Saturday, October 16, 2010

Get Thee To Newport (in 7 takes)

Earlier today I accidentally published the unfinished version of this post. Here's the new and improved one, hopefully complete. Enjoy!

On Columbus Day Weekend, my husband and I decided to take some time away from the kids, and we chose Newport, Rhode Island as our destination. The town is amazing, and the weather was perfect. For this week's 7 Quick Takes post I'll share some of the incredible things we encountered on that trip.
1. Beauty

2. Boats

Pete Townsend owns this sailboat.

We took a tour around Newport Harbor in a vessel like this one. Being a morning cruise, they gave us complimentary mimosas.

Since I helped hoist the jib, they gave me an extra mimosa.

Maybe next time we'll take a boat like this,

...or maybe sail on a pirate ship.

3. Food

There is so much to eat in Newport that you can't walk outside without smelling something delicious. From the amazing breakfasts we ate prepared by Christine, the proprietor of the inn where we stayed, to the lobster rolls, countless varieties of burgers, all kinds of seafood, even chocolate and pastry--believe me, we didn't go hungry. At the Italian Festival that was happening in the little park near where we stayed, we couldn't resist sampling some of the fare.

We even stayed to listen to the cheesy lounge act providing the entertainment for the event; and according to my half-Italian husband, they were just like the ones he'd seen at every confirmation party and wedding he attended growing up in New Jersey and Pennsylvania in the 1960s and 1970s.

4. Remarkable Trees

Have you been following Ginny's Remarkable Trees of Virginia series? She and her children have been reading a book of the same title which features specific trees in Virginia that are particularly unique. Most are very old and very big. As part of their homeschool program, Ginny and her kids have been visiting these trees, and learning about that type of tree and the history of its location. When they visited one at James Madison's Montpelier in Orange County, for example, they toured the mansion and learned about about early American life. Anyway, when I saw some of the trees below, I thought somebody ought to write a book about the remarkable trees of Newport.

This was actually four trees growing close together.

Under the four trees would be a fun place for kids to play. Someone built a fort here--a lot like the ones our kids like to make.

I admit I did a double-take when I saw these topiaries.

The leaves were just starting to change in Newport. This tree had a head start.

5. Remarkable Churches

We went to Mass at St. Mary's Church, where John F. and Jackie Kennedy were married.

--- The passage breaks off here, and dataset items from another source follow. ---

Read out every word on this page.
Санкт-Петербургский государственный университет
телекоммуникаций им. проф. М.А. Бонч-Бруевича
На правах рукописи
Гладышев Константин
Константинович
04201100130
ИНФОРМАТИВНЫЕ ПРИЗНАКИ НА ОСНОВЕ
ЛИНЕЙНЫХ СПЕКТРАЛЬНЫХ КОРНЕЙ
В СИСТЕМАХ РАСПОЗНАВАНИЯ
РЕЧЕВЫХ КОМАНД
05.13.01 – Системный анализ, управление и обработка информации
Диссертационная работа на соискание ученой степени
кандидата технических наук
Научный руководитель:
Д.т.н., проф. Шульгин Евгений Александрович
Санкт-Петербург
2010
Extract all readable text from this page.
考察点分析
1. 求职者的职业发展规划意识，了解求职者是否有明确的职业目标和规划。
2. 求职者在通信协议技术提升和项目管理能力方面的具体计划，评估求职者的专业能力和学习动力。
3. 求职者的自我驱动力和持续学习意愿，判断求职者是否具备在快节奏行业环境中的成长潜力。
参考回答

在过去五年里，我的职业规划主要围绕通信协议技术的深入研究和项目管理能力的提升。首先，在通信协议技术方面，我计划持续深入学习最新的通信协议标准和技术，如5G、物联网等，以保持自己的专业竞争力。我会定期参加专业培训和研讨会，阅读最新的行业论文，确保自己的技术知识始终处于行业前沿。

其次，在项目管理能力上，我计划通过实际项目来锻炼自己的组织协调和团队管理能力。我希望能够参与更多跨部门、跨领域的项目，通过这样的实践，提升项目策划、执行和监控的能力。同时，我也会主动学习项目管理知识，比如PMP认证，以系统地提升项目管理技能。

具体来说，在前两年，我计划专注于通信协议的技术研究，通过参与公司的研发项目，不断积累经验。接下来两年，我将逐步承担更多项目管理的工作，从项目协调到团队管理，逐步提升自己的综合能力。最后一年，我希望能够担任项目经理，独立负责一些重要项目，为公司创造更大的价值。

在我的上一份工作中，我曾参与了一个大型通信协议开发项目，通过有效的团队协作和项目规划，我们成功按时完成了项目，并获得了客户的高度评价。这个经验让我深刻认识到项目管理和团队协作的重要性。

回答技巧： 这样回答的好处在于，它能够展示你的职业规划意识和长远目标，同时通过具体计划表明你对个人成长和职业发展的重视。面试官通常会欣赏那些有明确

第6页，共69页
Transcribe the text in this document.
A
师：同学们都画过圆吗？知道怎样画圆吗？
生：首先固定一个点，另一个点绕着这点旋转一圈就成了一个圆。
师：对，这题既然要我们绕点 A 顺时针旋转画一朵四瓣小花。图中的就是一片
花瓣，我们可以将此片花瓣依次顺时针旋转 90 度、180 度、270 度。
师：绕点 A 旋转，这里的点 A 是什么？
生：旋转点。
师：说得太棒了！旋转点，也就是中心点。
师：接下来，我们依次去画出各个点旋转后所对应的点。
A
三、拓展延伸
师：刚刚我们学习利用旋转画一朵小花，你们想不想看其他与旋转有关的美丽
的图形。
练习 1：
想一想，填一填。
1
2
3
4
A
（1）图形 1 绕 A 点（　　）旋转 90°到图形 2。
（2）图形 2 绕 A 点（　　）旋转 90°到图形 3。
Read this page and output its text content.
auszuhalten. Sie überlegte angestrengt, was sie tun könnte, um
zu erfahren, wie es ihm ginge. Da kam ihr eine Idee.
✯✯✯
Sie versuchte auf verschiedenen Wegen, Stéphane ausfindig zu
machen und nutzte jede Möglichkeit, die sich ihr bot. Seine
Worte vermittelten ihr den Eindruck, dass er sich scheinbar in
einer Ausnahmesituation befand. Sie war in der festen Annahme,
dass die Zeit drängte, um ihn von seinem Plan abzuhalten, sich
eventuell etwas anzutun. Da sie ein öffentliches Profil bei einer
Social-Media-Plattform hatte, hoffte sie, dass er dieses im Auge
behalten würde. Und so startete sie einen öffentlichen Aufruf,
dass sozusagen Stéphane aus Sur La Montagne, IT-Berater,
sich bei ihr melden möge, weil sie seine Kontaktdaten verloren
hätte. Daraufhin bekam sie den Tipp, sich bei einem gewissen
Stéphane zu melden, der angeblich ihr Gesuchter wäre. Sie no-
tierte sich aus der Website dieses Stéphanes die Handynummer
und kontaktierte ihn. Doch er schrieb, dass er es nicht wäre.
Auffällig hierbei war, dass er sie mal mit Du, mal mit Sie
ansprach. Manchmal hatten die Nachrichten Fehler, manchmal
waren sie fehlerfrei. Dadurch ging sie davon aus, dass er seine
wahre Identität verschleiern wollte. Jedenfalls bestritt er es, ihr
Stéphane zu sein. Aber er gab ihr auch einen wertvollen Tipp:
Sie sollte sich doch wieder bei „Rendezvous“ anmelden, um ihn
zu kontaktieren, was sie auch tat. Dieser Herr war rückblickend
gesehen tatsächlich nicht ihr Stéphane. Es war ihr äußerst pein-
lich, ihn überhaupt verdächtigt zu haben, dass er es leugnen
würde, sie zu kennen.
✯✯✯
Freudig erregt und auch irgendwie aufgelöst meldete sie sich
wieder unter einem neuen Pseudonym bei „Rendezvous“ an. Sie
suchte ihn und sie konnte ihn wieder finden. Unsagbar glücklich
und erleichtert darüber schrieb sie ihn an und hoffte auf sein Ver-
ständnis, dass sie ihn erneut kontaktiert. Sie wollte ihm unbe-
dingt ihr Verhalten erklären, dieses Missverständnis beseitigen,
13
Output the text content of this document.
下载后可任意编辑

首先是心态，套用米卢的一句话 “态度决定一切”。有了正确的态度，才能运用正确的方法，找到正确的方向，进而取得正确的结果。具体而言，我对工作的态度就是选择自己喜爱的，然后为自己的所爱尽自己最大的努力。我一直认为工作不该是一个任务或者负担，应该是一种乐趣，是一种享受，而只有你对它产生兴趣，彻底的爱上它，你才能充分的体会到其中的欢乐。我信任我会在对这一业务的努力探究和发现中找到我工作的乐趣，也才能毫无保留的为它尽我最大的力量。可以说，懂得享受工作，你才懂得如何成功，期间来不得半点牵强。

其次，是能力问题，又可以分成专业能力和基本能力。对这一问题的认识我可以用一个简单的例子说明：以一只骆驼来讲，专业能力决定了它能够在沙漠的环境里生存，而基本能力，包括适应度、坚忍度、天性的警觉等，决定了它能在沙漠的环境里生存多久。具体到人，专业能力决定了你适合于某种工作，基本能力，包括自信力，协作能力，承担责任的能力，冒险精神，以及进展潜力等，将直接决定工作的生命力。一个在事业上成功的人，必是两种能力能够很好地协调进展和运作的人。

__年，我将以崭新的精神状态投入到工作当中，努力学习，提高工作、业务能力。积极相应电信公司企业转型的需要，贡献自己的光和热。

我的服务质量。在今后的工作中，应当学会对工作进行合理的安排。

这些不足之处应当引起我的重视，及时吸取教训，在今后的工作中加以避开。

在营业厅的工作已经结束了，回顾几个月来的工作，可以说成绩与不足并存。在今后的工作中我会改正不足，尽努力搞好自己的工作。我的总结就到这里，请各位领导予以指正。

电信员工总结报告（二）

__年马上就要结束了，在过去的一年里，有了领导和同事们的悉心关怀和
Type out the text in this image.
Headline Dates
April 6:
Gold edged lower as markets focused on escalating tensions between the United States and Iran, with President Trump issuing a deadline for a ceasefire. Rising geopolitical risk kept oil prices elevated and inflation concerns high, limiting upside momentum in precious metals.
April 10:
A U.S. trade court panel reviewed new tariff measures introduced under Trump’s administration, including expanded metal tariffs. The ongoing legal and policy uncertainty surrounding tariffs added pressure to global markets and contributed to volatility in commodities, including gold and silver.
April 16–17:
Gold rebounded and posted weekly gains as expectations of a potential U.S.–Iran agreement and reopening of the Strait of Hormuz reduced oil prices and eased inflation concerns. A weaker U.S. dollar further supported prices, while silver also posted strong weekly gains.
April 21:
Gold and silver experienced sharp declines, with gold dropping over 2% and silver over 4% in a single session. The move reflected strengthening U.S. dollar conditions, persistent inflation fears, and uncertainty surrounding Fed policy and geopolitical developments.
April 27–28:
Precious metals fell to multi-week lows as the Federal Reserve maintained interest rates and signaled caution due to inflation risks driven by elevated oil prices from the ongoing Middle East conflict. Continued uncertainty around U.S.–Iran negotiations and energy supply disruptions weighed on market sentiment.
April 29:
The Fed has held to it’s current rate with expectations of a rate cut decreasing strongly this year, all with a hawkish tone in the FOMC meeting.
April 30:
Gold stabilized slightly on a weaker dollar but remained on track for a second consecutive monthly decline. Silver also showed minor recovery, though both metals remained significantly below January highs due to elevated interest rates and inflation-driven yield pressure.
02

It's beautiful on the inside, and this picture unfortunately doesn't capture it very well.

Trinity Episcopal. I loved its traditional New England-style steeple.

The Unitarian Church near our bed-and-breakfast had a lovely carillon that played hymns on Sunday morning.

6. Remarkable (and unremarkable) Oddities

Our bed-and-breakfast was across from Touro Park where there is a tower that some believe might have once been a windmill. No one really knows excactly how old it is or what it's for, though; some even think it might be some astronomical Stonehenge-y type of thing.

(See Wikipedia for more.)

We got a kick out of this sculpture near the wharf.

Nancy Pelosi or Cruella DeVil?

(After I snapped a couple of photos Hubby scolded me for taking pictures in an art gallery. But here's a link to this artist's website; his caricature art is very good. I hope this makes up for my impulsive behavior.)

Did you know the guy who brought us tomatoes lived in a modest house in Newport, Rhode Island? I was immensely excited to learn this fact, and even though my husband makes fun of me for taking pictures of signs, I HAD to share this with you.

7). Remarkable Houses

(As a rule I don't post pictures with people in them, and I hope the anonymous folks in this picture don't mind if I make an exception just this once. I took this when we toured The Breakers, a summer house owned by the Vanderbilt family. I couldn't find any photos online that I liked better than this one.)

This was owned by the Bouvier family, the parents of the future Jackie Kennedy Onassis.

The Bouviers built this as a guest house and then realized their main house was so big there was plenty of room for guests. Jackie and her friends used this as a playhouse instead. Somehow I think it's more fun to make your own out of chairs and blankets and refrigerator boxes.

The story goes that a hundred years ago or so, a fellow built this on a rock in the middle of Newport Harbor for when he needed a break from his wife, who was afraid of water. Seriously.

Not the biggest or fanciest house in town, but this bed-and-breakfast was the perfect place for us to stay. Christine the innkeeper is the hostess with the mostest.

(Check out Jen Fulwiler--the 7 Quick Takes hostess with the mostest--for her latest post. I'll just say this: I am thankful we don't have scorpions in Virginia.)

1 comment:

  1. I love Newport!! I was there a few years ago for a conference and a few years before that (probably in 1998 or 99, I was living in MA at the time) for my cousin's wedding. She got married at St. Mary's as well. Beautiful church!! Her wedding was in November and the heat in the church broke the night before. It was quite cold!! Glad you had a good time!! Your pictures are wonderful!